Teacher Safety Online

Mr Peters' secret was out and he knew that the pupils weren't going to make life easy for him.

Mr Peters’ secret was out and he knew that the pupils weren’t going to make life easy for him.

One of the questions we get asked most by teachers is regarding internet safety and using social media responsibly. Of course, no teacher wants students to see pictures of him the worse for wear after a night down the pub (#awkward), swanning around on Tenerife in a mankini (we’re not judging) or Morris Dancing (now we are judging).

The General Teaching Council of Wales have published a set of hints and tips to help teachers stay safe. While not being a definitive list they are a good place to start. Numbers 4-17 are less obvious and definitely worth a look.

1. Adhere to school/local authority/government policies and guidelines

2. Adhere to the Teaching Council’s Professional Code of Conduct.

3. Make use of existing guidance about e-safety and the use of electronic /  social media. As well as policies, procedures and guidelines referred to above, there is a lot of good advice available, for example from teacher unions.

4. Maintain a formal, courteous and professional tone with pupils and ensure that professional boundaries are maintained.

5. Do not exchange private phone number. email, text, photos with pupils*.

6. Decline pupil* initiated friend requests and do not instigate any.
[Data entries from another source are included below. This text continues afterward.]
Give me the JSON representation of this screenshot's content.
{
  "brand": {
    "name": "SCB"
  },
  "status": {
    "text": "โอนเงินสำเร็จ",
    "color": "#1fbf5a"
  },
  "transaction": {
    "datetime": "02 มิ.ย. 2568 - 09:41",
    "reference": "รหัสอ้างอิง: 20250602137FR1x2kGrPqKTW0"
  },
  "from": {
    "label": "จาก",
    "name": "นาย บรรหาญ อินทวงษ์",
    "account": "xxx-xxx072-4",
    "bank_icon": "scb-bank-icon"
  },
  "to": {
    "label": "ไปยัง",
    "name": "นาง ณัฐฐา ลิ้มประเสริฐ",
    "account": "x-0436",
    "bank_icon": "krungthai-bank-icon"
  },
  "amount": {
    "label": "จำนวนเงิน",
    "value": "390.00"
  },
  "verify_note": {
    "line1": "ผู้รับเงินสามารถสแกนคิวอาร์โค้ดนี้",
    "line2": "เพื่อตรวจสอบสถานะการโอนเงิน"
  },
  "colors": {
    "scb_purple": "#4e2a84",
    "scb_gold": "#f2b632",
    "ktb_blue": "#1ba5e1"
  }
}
Use discretion with parents**.

7. Act online in a way that does not call into question your position as a professional.

8. Realise that pupils will be curious about your personal life.

9. Manage your privacy settings, especially for photos.

10. Ask others to remove any undesirable content about you from their pages.

11. Audit and re-evaluate information about you regularly.

12. Note that potential employers, pupils, parents and others may Google you.

13. Remember that online conversations may not be private, for example, a post on a forum.

14. Do not discuss pupils, parents or colleagues online or criticise your employer.

15. Use strong passwords and change them regularly.

16. Bring any concern you have to the attention of your employer.

17. Be mindful of how you present yourself online e.g. when writing a profile about yourself.


* This includes ex-pupils… even if you taught them many years ago.

** We would go so far as to say that you shouldn’t befriend parents online either; unless they were close friends before you taught their children.